German Pellets GmbH is an insolvent German wood pellets production company based in Wismar, Germany. The company produced various kinds of wood pellets for pellet heating and pellet ovens, industrial pellets for large combustion systems, and animal hygiene products for horses, large and small animals.

The company operated worldwide, with a particular focus on Denmark, Italy, and the United Kingdom. As of August 2013, it had 19 production sites in Germany, Austria and the United States, with a yearly output of 2.2 million tons per year. It was the largest manufacturer and distributor of wood pellets in Europe and claimed to be the world's largest.

The company was owned by Peter Leibold (60%) and Anne Leibold (40%).

==History==
German Pellets was founded in 2005 by Peter Leibold and its first plant constructed in Wismar.

FireStixx Holz-Energie GmbH was acquired by German Pellets group in 2011. On 1 January 2012, Glechner GmbH was acquired by German Pellets group.

Before declaring insolvency, German Pellets bought from E.ON the Langerlo coal power plant in Belgium. The plant was resold three days later to the Leibold's family linked company. In 2017, the plant was sold to another pellets producer Graanul Invest.

On 10 February 2016, German Pellets filed for insolvency in self-administration.

==Operations==
German Pellets produced wood pellets of different qualities for pellet heating and pellet ovens, for industry boiler plants, for heat supply of house building, industry, business, municipality and for combined heat and power stations.

==Subsidiaries==
German Pellets had several subsidiaries, including an Austrian subsidiary and one that offers its pellets as a green investment trading vehicle. The German Horse Pellets GmbH, the German Pellets Wärme GmbH, the German Pellets Genussrechte GmbH, the FireStixx Holz-Energie GmbH and the Austrian Hot'ts/Glechner-Gruppe are belonging to the German Pellets group.

Founded in 2008 the German Horse Pellets GmbH is specialised to the development and sale of animal hygiene products.

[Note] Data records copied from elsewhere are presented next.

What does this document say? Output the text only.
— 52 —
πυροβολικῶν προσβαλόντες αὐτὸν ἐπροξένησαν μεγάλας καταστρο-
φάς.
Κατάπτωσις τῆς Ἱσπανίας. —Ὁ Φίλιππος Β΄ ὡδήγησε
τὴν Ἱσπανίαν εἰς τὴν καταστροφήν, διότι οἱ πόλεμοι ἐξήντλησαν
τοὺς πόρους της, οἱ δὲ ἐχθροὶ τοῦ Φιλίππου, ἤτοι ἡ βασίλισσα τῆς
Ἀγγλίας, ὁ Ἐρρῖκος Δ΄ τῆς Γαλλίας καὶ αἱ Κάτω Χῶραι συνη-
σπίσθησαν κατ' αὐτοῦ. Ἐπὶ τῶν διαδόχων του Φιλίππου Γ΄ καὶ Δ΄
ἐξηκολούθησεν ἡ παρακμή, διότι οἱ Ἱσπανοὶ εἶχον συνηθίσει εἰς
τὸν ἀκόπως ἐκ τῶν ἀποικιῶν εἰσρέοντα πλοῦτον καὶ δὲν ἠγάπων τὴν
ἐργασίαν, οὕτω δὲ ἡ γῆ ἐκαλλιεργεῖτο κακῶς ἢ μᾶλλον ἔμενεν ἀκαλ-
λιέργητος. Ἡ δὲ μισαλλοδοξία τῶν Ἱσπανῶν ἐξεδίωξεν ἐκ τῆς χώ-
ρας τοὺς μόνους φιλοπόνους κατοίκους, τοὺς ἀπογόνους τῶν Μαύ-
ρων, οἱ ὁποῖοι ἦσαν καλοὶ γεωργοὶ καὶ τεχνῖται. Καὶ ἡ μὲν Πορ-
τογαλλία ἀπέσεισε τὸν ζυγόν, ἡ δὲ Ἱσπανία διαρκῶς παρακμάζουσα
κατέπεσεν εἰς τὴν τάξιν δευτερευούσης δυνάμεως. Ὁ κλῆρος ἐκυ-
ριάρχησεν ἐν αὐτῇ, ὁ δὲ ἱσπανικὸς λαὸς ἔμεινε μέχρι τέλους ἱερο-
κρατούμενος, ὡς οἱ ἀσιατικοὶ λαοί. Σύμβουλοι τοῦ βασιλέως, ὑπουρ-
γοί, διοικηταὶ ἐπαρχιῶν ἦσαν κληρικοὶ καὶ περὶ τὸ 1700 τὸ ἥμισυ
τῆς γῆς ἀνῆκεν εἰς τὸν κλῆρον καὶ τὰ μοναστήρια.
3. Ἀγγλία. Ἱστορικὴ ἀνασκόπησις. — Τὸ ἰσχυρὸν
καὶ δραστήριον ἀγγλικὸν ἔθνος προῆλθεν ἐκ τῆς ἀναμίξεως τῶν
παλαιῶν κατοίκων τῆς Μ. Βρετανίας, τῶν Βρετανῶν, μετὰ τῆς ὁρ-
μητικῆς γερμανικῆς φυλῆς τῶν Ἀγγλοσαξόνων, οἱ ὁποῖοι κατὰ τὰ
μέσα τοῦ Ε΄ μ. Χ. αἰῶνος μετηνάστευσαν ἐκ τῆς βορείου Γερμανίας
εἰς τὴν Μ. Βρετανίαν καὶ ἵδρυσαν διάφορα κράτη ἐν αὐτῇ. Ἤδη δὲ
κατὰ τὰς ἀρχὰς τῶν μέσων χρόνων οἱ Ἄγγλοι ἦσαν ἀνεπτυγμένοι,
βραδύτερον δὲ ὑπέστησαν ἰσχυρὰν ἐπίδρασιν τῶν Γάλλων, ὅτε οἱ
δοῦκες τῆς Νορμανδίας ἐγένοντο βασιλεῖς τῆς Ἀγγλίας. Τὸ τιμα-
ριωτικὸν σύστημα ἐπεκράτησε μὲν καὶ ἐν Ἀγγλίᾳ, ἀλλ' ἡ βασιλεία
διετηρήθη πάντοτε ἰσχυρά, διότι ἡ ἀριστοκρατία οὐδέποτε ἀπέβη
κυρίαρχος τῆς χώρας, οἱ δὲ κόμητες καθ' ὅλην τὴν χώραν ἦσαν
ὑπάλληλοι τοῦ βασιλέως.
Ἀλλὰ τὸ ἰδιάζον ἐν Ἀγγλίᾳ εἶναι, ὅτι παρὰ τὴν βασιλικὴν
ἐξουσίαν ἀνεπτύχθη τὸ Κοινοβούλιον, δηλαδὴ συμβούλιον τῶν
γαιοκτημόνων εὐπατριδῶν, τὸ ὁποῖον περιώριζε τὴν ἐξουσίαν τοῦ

The production of woodchips, granules and pellets for horses, large and small animals take place at the production sites Wismar (Mecklenburg-West Pomerania) and Wilburgstetten (Bavaria). All products are based on natural raw materials and manufactured without supplementing additives.

The German Pellets Wärme GmbH offers full packages of warmth. They are planning, building and financing all measures, which are necessary for renovation, installation or building of pellet heating plants.

The pellet producer offers investment vehicles via the German Pellets Genussrechte GmbH. It was founded in 2010. Wooden pellets as a financial investment have become part of green investments or ethical investments.

FireStixx Holz-Energie GmbH concentrated on the commerce and production of wood pellets. They have a network of pellet dealers and producers.

Glechner GmbH had several production sites in Austria. Since 1996, they have been producing and selling wood pellets.

Italian operating subsidiary; founded 2012, acquired Ely S.p.A. in December 2012.